On Tuesday, the revision bill to the Marine transportation Act, presented by the ruling Democratic Party of Korea, passed a parliamentary subcommittee on agriculture, food and maritime affairs.

According to data obtained by Maeil Business Newspaper, the revision bill added a provision enabling the alleged freight charge rigging by local shippers for their service on a Southeast Asian sea route, first reported to the Fair Trade Commission in 2018, to be retroactively be deemed as a “legitimate” collaborative action under the new shipping act.

The revised bill proposes the FTC to accept collective action in setting freight fees and the government regulates according to the law.

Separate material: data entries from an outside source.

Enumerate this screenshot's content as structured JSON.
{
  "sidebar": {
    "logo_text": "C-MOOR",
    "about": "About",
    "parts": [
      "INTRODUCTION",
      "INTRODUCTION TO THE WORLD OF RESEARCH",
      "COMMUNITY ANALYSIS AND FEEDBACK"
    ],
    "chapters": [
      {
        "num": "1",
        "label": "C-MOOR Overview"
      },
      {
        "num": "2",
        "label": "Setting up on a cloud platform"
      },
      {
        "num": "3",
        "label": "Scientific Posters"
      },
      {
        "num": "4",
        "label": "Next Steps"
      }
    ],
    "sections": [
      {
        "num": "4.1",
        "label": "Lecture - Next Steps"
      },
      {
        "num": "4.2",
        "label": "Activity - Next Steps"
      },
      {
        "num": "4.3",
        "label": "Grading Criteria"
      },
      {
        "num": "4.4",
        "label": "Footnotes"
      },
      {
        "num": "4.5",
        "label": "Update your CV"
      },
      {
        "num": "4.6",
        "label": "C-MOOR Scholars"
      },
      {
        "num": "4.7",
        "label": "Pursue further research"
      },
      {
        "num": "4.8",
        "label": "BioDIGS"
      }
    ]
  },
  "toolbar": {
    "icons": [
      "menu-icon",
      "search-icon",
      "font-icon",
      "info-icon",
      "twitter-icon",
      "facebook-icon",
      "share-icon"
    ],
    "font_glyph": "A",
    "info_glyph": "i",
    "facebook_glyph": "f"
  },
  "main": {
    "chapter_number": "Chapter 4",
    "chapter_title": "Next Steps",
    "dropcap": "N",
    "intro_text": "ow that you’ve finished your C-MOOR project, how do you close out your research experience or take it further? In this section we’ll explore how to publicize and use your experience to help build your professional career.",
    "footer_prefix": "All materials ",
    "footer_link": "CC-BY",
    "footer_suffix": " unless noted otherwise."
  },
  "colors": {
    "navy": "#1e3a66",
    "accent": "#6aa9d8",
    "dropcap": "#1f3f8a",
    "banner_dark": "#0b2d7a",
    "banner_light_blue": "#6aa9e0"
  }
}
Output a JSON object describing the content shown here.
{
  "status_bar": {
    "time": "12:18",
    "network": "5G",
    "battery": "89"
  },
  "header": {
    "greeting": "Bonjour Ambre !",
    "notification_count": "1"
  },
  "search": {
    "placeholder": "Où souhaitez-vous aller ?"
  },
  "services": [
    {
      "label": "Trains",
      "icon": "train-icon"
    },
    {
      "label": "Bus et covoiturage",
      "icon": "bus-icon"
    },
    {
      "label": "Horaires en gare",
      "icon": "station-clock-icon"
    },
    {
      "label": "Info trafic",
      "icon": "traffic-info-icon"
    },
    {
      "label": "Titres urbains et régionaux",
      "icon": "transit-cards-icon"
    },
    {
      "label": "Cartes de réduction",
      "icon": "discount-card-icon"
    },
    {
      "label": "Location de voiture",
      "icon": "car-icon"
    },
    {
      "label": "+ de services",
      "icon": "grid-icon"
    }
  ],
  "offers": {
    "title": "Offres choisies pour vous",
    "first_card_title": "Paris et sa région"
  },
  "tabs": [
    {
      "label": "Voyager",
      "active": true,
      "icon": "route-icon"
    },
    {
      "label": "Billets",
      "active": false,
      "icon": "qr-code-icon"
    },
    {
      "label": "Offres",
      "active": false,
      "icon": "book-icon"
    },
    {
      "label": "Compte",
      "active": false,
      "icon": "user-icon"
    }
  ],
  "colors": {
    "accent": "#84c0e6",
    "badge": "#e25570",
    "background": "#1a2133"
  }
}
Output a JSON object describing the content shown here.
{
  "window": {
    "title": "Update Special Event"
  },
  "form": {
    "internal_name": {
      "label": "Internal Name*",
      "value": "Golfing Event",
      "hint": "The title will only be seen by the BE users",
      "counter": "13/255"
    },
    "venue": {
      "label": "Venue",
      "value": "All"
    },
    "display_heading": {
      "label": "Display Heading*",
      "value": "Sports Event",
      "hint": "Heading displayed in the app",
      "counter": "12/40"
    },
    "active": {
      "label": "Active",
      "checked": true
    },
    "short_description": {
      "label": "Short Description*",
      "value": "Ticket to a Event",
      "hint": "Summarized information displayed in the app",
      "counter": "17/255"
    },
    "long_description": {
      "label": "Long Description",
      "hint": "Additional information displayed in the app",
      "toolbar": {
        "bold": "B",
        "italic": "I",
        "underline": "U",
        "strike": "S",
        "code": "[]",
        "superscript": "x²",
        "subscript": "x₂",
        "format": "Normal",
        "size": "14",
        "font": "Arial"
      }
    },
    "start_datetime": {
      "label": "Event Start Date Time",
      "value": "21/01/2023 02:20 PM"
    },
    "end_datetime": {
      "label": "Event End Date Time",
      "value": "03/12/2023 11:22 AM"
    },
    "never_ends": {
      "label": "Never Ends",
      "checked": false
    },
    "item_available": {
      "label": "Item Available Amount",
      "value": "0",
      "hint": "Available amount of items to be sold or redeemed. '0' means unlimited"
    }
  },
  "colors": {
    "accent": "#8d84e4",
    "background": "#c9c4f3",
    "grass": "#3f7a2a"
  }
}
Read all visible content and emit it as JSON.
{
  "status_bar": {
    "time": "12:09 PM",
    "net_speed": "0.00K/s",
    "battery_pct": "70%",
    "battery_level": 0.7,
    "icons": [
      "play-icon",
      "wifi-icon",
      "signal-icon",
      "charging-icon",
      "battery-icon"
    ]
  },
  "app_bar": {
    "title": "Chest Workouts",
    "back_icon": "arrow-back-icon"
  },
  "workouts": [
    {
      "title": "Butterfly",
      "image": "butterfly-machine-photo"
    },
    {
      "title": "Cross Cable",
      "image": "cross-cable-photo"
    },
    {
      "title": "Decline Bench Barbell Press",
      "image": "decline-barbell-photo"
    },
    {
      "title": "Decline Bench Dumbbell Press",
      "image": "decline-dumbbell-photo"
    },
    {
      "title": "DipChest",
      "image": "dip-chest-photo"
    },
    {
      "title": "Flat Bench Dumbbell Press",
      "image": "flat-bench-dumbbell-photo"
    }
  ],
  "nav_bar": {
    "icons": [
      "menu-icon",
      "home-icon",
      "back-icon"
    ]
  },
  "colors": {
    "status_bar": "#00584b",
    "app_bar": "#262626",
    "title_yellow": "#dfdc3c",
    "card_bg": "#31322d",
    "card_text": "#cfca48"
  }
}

In May, the FTC sent out screen reports to the accused 23 shipping companies, including the country’s sea flag carrier HMM Co. and Korea Marine Transport Co., notifying them that they may be subject to a fine worth 10 percent of their annual sales, which amount to as much as 800 billion won, for raising the freight charges of their Southeast Asia route in unison from 2003 to 2018.

The accused companies strongly resisted, saying that their joint action is legitimate under the Marine Transportation Act. Lawmakers have also taken sides with the shippers, proposing a revision bill to nullify the FTC’s decision.

The proposed revision bill must pass the Legislation and Judiciary Committee to put to vote in the National Assembly’s plenary session.